As we settled down for our chat, I thought I'd try him out on that bit about getting away from it all. I figured, pop-pickers, that Ray might be the ideal guy to ask.

"Ray," I said, "Suppose I was a rich and influential person and I offered you the chance to go to a faraway island to study classical guitar. And the condition was that you practiced for six hours a day, seven days a week for three years. What would you say to that?

It didn't need a moments thought for Ray to come up with his reply. "Alan, I'd love it," he said, his strong, supple fingers working to emphasize his enthusiasm. "I'd jump at the opportunity even if the Kinks were at the top of the charts that very week."

"But do you know what? I'd promise myself that at the end of three years I'd be the very best guitarist in the world. I love all the stardom that surrounds the Kinks, but I'd give it up to better myself."

He'd give up his home, his friends, his fame - to challenge the unknown in a search for perfection!

That's when the determination of Raymond Douglas Davies hit home, pop-pickers. A determination which he told me began nine years ago when he was just 11 years old.

"Someone gave me a Spanish guitar", he said, a slow grin spreading around hi dark, handsome features. "I practiced for 2 years, solid. After that I got an amplifier and fell in love with the sounds I could make and the power that boomed out.
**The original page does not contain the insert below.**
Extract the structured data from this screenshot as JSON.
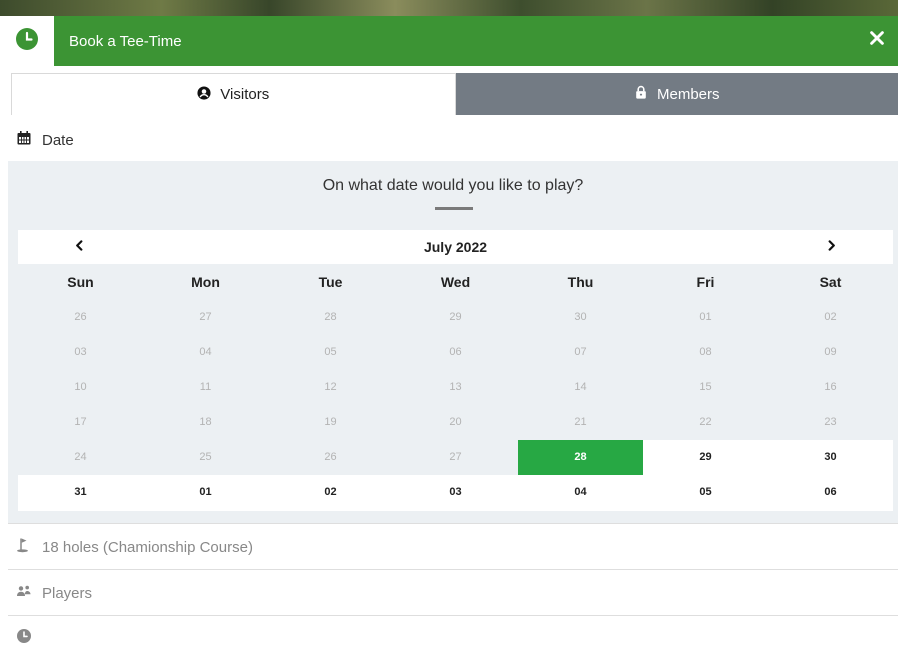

"I didn't know I'd be earning my living playing the guitar", he said seriously as I filled his coffee cup. "I thought I'd probably end up as a draftsman or something like that. I'm quite good with my hands. I love sketching girls eating or dancing."

I thought it was time to turn the conversation back to the Kinks as they are today. "Are you all good pals with each other?", I asked Ray. "What would happen, if you did go to a far away place practice?"

"A few months ago we thought we were a closely-knit unit, Alan," he replied. "We realize now that we weren't. If one of us had left we wouldn't have broken up. It's different now. We've got a sound and we're successful. The group couldn't go on if any changes were made."

Ray dug deeper into his biscuit tin to find some plain chocolate crackers. "I'm very keen on acting and drama. When I'm singing, it's like being an actor. You've got to be very wary your make-up and style suit a certain song. Being a Kink is an art - only I'm dabbling in sounds, not pictures."

By this time I could see that Ray Davies is plainly a purposeful guy with a firm, no-nonsense jaw, a ready smile and a sense of humor that makes him very pleasant company. I reminded Ray he was due at a rehearsal and he stood up to go. Really smart in a blue corduroy jacket, pink tab-collared shirt and gray mohair trousers.

"Ray, what's in pop for you?" I asked as we walked to the door. It was a question I had wanted to ask him all afternoon. He pressed the button to call the lift and turned to me. His green-grey eyes, so often burning with ambition, twinkled and smiled.

"When I walk on stage and see rows and rows of people who have paid to come in and see us, it makes me work very hard for them," he said. "That's the precise moment every night that makes me determined to give a good show."

That goes for all of us, pop-pickers. We may yearn for that Desert Island. But could we do without the friendship that you pour across the floodlights? Or give by a cheery wave from a bus?